On évalue à 600.000 le nombre de joueurs à problèmes. Les médecins redoutent que ces jeux touchent les plus fragiles.
Les sites de jeux basés à l'étranger ont eu tendance à se multiplier au cours des dernières années, au point de concurrencer La Française des jeux et le PMU. Pour endiguer ce phénomène, la France a récemment légalisé les paris hippiques et sportifs (juste avant le début de la Coupe du monde de football, en juin) ainsi que le poker (le 30 juin) sur Internet. Quelques semaines seulement après cette légalisation, les médecins spécialistes de l'addiction lancent un cri d'alarme. Ils craignent un afflux de joueurs pathologiques en consultation. D'autant que les Français sont joueurs : un sur deux a déjà tenté sa chance.
Contrairement à ce qui se fait dans d'autres pays, notamment en Amérique du Nord, il n'existe pas en France de données précises sur les joueurs pathologiques, qui entretiennent avec le jeu une relation autre que celle du simple loisir et du plaisir occasionnel. Les États-Unis et l'Australie ont une prévalence forte de joueurs à problèmes ou pathologiques, autour de 5%. Les prévalences relevées dans les pays européens sont nettement inférieures : entre 1 et 2%, niveaux comparables à ceux observés au Canada et en Nouvelle-Zélande. Le centre de référence sur le jeu excessif basé à Nantes évalue à 600.000 le nombre de joueurs pathologiques en France.
Mêmes phénomènes qu'avec la cocaïne
Claude Olievenstein, le «psy des toxicos», qui avait fondé au début des années 1970 le centre médical Marmottan à paris, définissait la toxicomanie comme la rencontre «d'un produit, d'un moment socio-culturel et d'une personnalité». Pour lui, «produit» signifiait drogue. «Olievenstein croyait beaucoup à la spécificité de l'héroïne et il était très réservé sur la question de l'addiction sans drogue, explique son successeur à Marmottan, le psychiatre Marc Valleur. Pour moi, nul besoin de drogue dure pour créer une addiction.» Pour ce spécialiste, comme pour beaucoup de psychiatres addictologues, les jeux en ligne vont créer de vraies pathologies. «La cocaïne est une drogue que l'on peut arrêter facilement, estime Marc Valleur. Mais on a aussi tendance à rechuter très facilement. Ces phénomènes se retrouvent avec le jeu.»

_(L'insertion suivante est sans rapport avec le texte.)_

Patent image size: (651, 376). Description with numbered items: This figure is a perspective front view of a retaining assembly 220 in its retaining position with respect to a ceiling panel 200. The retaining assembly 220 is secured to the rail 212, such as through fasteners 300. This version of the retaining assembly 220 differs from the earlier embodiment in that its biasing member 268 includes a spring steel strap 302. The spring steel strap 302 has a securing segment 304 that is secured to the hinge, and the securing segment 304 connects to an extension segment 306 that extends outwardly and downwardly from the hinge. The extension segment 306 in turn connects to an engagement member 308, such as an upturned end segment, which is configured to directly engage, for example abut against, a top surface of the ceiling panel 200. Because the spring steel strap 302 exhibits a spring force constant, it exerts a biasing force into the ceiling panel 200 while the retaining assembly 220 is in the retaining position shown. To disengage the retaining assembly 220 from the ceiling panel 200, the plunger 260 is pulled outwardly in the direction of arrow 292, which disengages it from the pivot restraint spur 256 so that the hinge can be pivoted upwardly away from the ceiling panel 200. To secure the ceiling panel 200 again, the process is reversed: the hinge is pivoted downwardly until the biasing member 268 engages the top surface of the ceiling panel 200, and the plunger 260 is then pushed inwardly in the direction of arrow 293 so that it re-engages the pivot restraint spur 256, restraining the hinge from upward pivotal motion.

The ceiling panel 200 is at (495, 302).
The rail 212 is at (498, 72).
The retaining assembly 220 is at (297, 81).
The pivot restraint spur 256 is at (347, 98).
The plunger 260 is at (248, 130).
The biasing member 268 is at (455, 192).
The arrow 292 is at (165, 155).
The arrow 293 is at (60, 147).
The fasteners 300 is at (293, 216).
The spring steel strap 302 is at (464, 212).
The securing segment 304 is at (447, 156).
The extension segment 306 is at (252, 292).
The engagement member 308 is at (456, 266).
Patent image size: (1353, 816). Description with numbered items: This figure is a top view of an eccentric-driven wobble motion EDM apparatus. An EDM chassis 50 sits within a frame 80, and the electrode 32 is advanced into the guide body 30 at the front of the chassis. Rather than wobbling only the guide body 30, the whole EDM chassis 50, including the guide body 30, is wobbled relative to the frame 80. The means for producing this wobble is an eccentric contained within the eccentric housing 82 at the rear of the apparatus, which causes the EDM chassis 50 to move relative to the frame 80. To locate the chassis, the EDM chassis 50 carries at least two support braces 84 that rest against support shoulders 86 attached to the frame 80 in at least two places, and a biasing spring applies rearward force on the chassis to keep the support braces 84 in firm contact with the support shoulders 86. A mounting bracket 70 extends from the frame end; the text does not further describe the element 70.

Pour ces médecins, il ne semble donc pas surréaliste de faire le parallèle entre la cocaïne et le jeu. «Globalement, tout ce qui apporte du plaisir, une excitation peut devenir une addiction, explique de son côté le Pr Michel Reynaud, chef du département de psychiatrie et d'addictologie à l'hôpital universitaire Paul Brousse. On peut parler d'addiction dans la mesure où ces joueurs se mettent en très grande difficulté, financière et sociale notamment.»
Les psychiatres répartissent les joueurs en trois grandes catégories. La première regroupe ceux qui jouent comme d'autres se droguent. Ils sont à la recherche de sensations fortes, veulent interroger la loi du hasard et pensent être «plus forts que Dieu». Ce sont des transgresseurs. La deuxième catégorie concerne ceux qui considèrent le jeu comme une automédication, une sorte de «pansement de l'esprit» pour retrouver la paix après un divorce, un licenciement. Ils veulent réparer les injustices du quotidien. Enfin, la dernière catégorie est composée de ceux pour qui jouer est une seconde nature. Ils allaient aux courses en famille le dimanche, leurs parents jouaient aux cartes avec des amis et le loisir est indissociable du jeu.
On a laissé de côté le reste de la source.